Sunday, March 31, 2013

Making a Melt: Selling Gold Straight to a Refinery


When you sell gold on 47th Street, there are two ways to go.  You can sell at any one of the small gold dealers (or the larger ones), or you can go straight to a refinery that melts it for you.  Prices are often in the same neighborhood, but when you have scrap that’s not identifiable, or that you suspect is thickly plated over silver, or lots of individual pieces that would have to be tested individually, going to a refinery and “making a melt” is best. 

This means that your gold scrap is melted into a little blob, or bullion, and then analyzed electronically for gold content.  You then get paid out the exact value of your melt in cash, and you are given a copy of the elemental analysis for proof.  You should bring a few grams at least (I’m sure there’s a minimum but I think so), otherwise it’s not worth doing.
Gold Bullion
 During the process, you actually stay with your gold the entire time.  First, your scrap is weighed on a karat scale to the last 1/100th of a pennyweight and the weight displayed on a screen that you can verify, and you get a little receipt with the weight printed on it.  You bring the gold, in the aluminum bowl it was weighed in, together with the receipt, into the room where it is melted and give it to the person doing the melt.  You hold on to your receipt.  The melt takes about 5-7 minutes and you can watch the process.  The gold is heated to about 2000 degrees F, liquefied and melts into a blob shape.  So this is nothing you can do at home!  The guy doing the melt uses huge tongs and wears a special non-flammable glove.  For privacy reasons, I’m not disclosing any names or identifiable pictures of persons, but I was chatting with the guy, and he showed me he got badly burned a day earlier on his finger.


Making the "Melt"
When the melt is done, you bring the bullion to the next room for analysis.  The weight is checked again.  Then a tiny scraping is taken out and analyzed electronically.   The analysis shows the exact % content of every metal, including silver, copper, nickel, and zinc.  This particular melt was 40.57% gold, so it averaged out to 10 karats.  I got paid $131.61 for 4.1 dwt (6.38 grams), so that’s very close to the daily gold price (within a few %).

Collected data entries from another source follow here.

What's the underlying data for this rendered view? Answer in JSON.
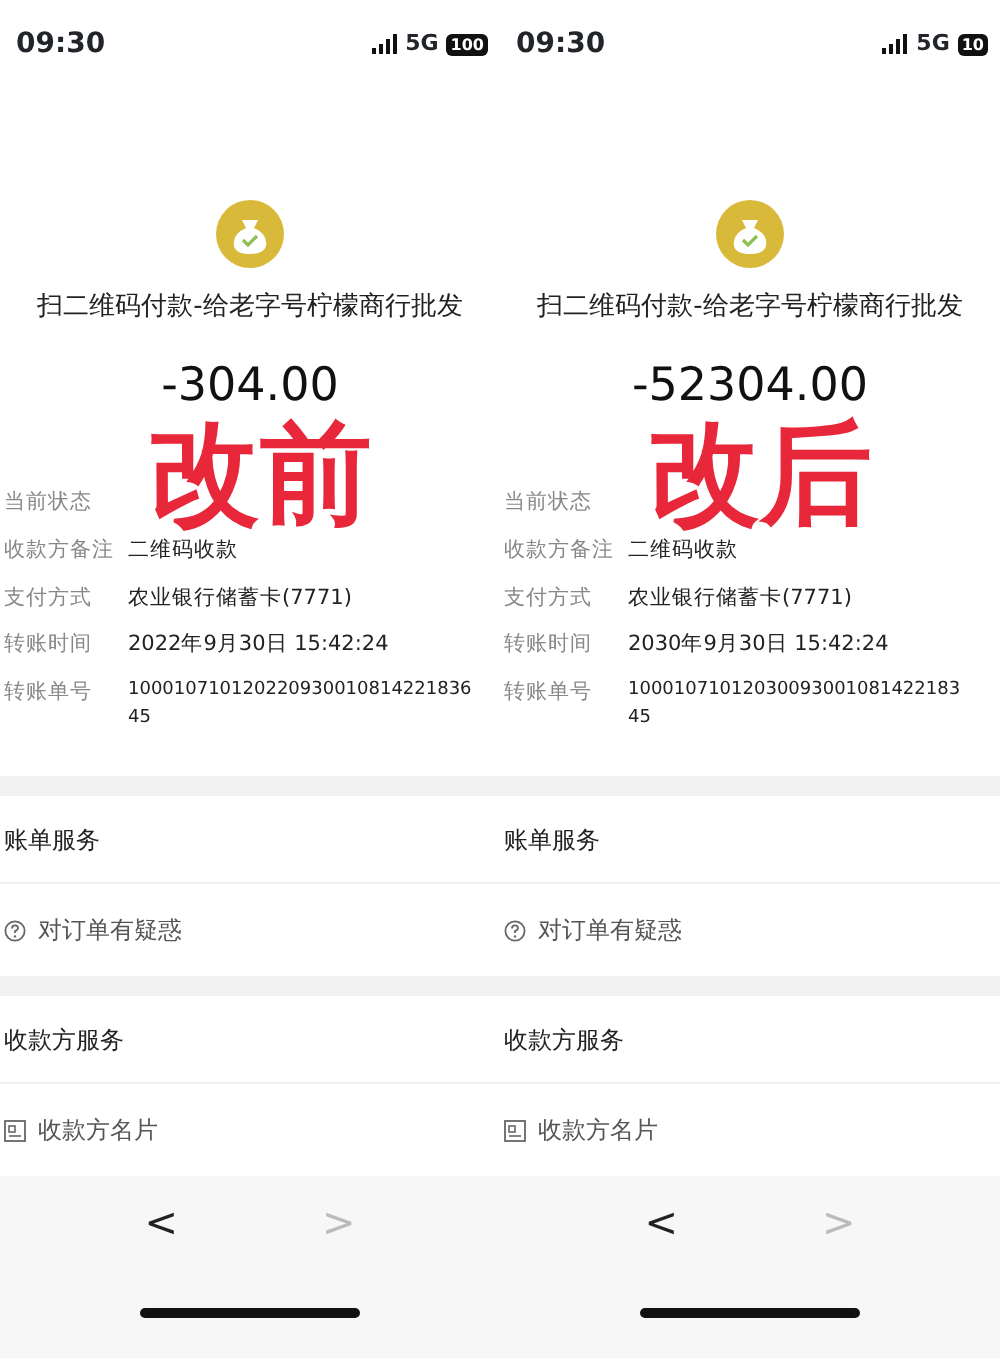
{
  "panels": [
    {
      "status_bar": {
        "time": "09:30",
        "network": "5G",
        "battery": "100"
      },
      "title": "扫二维码付款-给老字号柠檬商行批发",
      "amount": "-304.00",
      "overlay_label": "改前",
      "details": [
        {
          "label": "当前状态"
        },
        {
          "label": "收款方备注",
          "value": "二维码收款"
        },
        {
          "label": "支付方式",
          "value": "农业银行储蓄卡(7771)"
        },
        {
          "label": "转账时间",
          "value": "2022年9月30日 15:42:24"
        },
        {
          "label": "转账单号",
          "value": "100010710120220930010814221836\n45"
        }
      ],
      "sections": [
        {
          "heading": "账单服务",
          "item": {
            "kind": "question",
            "label": "对订单有疑惑"
          }
        },
        {
          "heading": "收款方服务",
          "item": {
            "kind": "card",
            "label": "收款方名片"
          }
        }
      ],
      "nav": {
        "back": "<",
        "forward": ">",
        "forward_disabled": true
      }
    },
    {
      "status_bar": {
        "time": "09:30",
        "network": "5G",
        "battery": "10"
      },
      "title": "扫二维码付款-给老字号柠檬商行批发",
      "amount": "-52304.00",
      "overlay_label": "改后",
      "details": [
        {
          "label": "当前状态"
        },
        {
          "label": "收款方备注",
          "value": "二维码收款"
        },
        {
          "label": "支付方式",
          "value": "农业银行储蓄卡(7771)"
        },
        {
          "label": "转账时间",
          "value": "2030年9月30日 15:42:24"
        },
        {
          "label": "转账单号",
          "value": "10001071012030093001081422183\n45"
        }
      ],
      "sections": [
        {
          "heading": "账单服务",
          "item": {
            "kind": "question",
            "label": "对订单有疑惑"
          }
        },
        {
          "heading": "收款方服务",
          "item": {
            "kind": "card",
            "label": "收款方名片"
          }
        }
      ],
      "nav": {
        "back": "<",
        "forward": ">",
        "forward_disabled": true
      }
    }
  ]
}
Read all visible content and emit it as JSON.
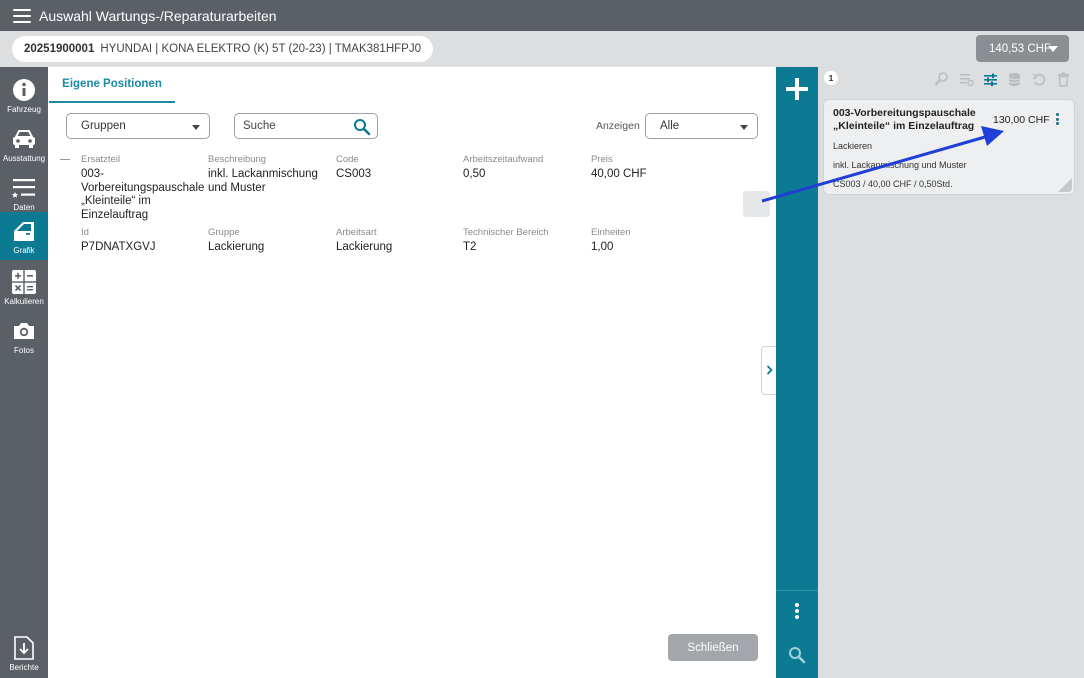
{
  "header": {
    "title": "Auswahl Wartungs-/Reparaturarbeiten"
  },
  "vehicle": {
    "claim_number": "20251900001",
    "description": "HYUNDAI | KONA ELEKTRO (K) 5T (20-23) | TMAK381HFPJ0"
  },
  "total": {
    "amount": "140,53 CHF"
  },
  "sidebar": {
    "items": [
      {
        "label": "Fahrzeug",
        "icon": "info-icon"
      },
      {
        "label": "Ausstattung",
        "icon": "car-icon"
      },
      {
        "label": "Daten",
        "icon": "list-icon"
      },
      {
        "label": "Grafik",
        "icon": "door-icon",
        "active": true
      },
      {
        "label": "Kalkulieren",
        "icon": "calculator-icon"
      },
      {
        "label": "Fotos",
        "icon": "camera-icon"
      }
    ],
    "bottom": {
      "label": "Berichte",
      "icon": "download-icon"
    }
  },
  "tabs": [
    {
      "label": "Eigene Positionen",
      "active": true
    }
  ],
  "filters": {
    "group_select": "Gruppen",
    "search_placeholder": "Suche",
    "show_label": "Anzeigen",
    "show_select": "Alle"
  },
  "position": {
    "row1": [
      {
        "header": "Ersatzteil",
        "value": "003-\nVorbereitungspauschale\n„Kleinteile“ im\nEinzelauftrag"
      },
      {
        "header": "Beschreibung",
        "value": "inkl. Lackanmischung\nund Muster"
      },
      {
        "header": "Code",
        "value": "CS003"
      },
      {
        "header": "Arbeitszeitaufwand",
        "value": "0,50"
      },
      {
        "header": "Preis",
        "value": "40,00 CHF"
      }
    ],
    "row2": [
      {
        "header": "Id",
        "value": "P7DNATXGVJ"
      },
      {
        "header": "Gruppe",
        "value": "Lackierung"
      },
      {
        "header": "Arbeitsart",
        "value": "Lackierung"
      },
      {
        "header": "Technischer Bereich",
        "value": "T2"
      },
      {
        "header": "Einheiten",
        "value": "1,00"
      }
    ]
  },
  "close_button": {
    "label": "Schließen"
  },
  "right_panel": {
    "count": "1",
    "card": {
      "title": "003-Vorbereitungspauschale „Kleinteile“ im Einzelauftrag",
      "price": "130,00 CHF",
      "work_type": "Lackieren",
      "description": "inkl. Lackanmischung und Muster",
      "details": "CS003 / 40,00 CHF / 0,50Std."
    }
  },
  "colors": {
    "teal": "#0b7a92",
    "sidebar": "#5b6066",
    "arrow": "#1f3fd6",
    "link": "#1a8aa5"
  }
}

The analysis is then printed out for you and you take to the cash register to get paid.  You also get a receipt, and now it’s done, there’s no return, no coming back if you changed your mind.  The place I go to is for businesses only, you have to provide your business name, address, and bring ID, which is photocopied.  The melt is invoiced, and I believe it is kept for 24 hrs before it gets shipped out.  All this helps reduce the chances that the gold is stolen, but of course it doesn’t completely eradicate it.

1 comment:

  1. I may be getting some gold soon that I'll want to melt down. This sounds like about the funnest way to go about doing it!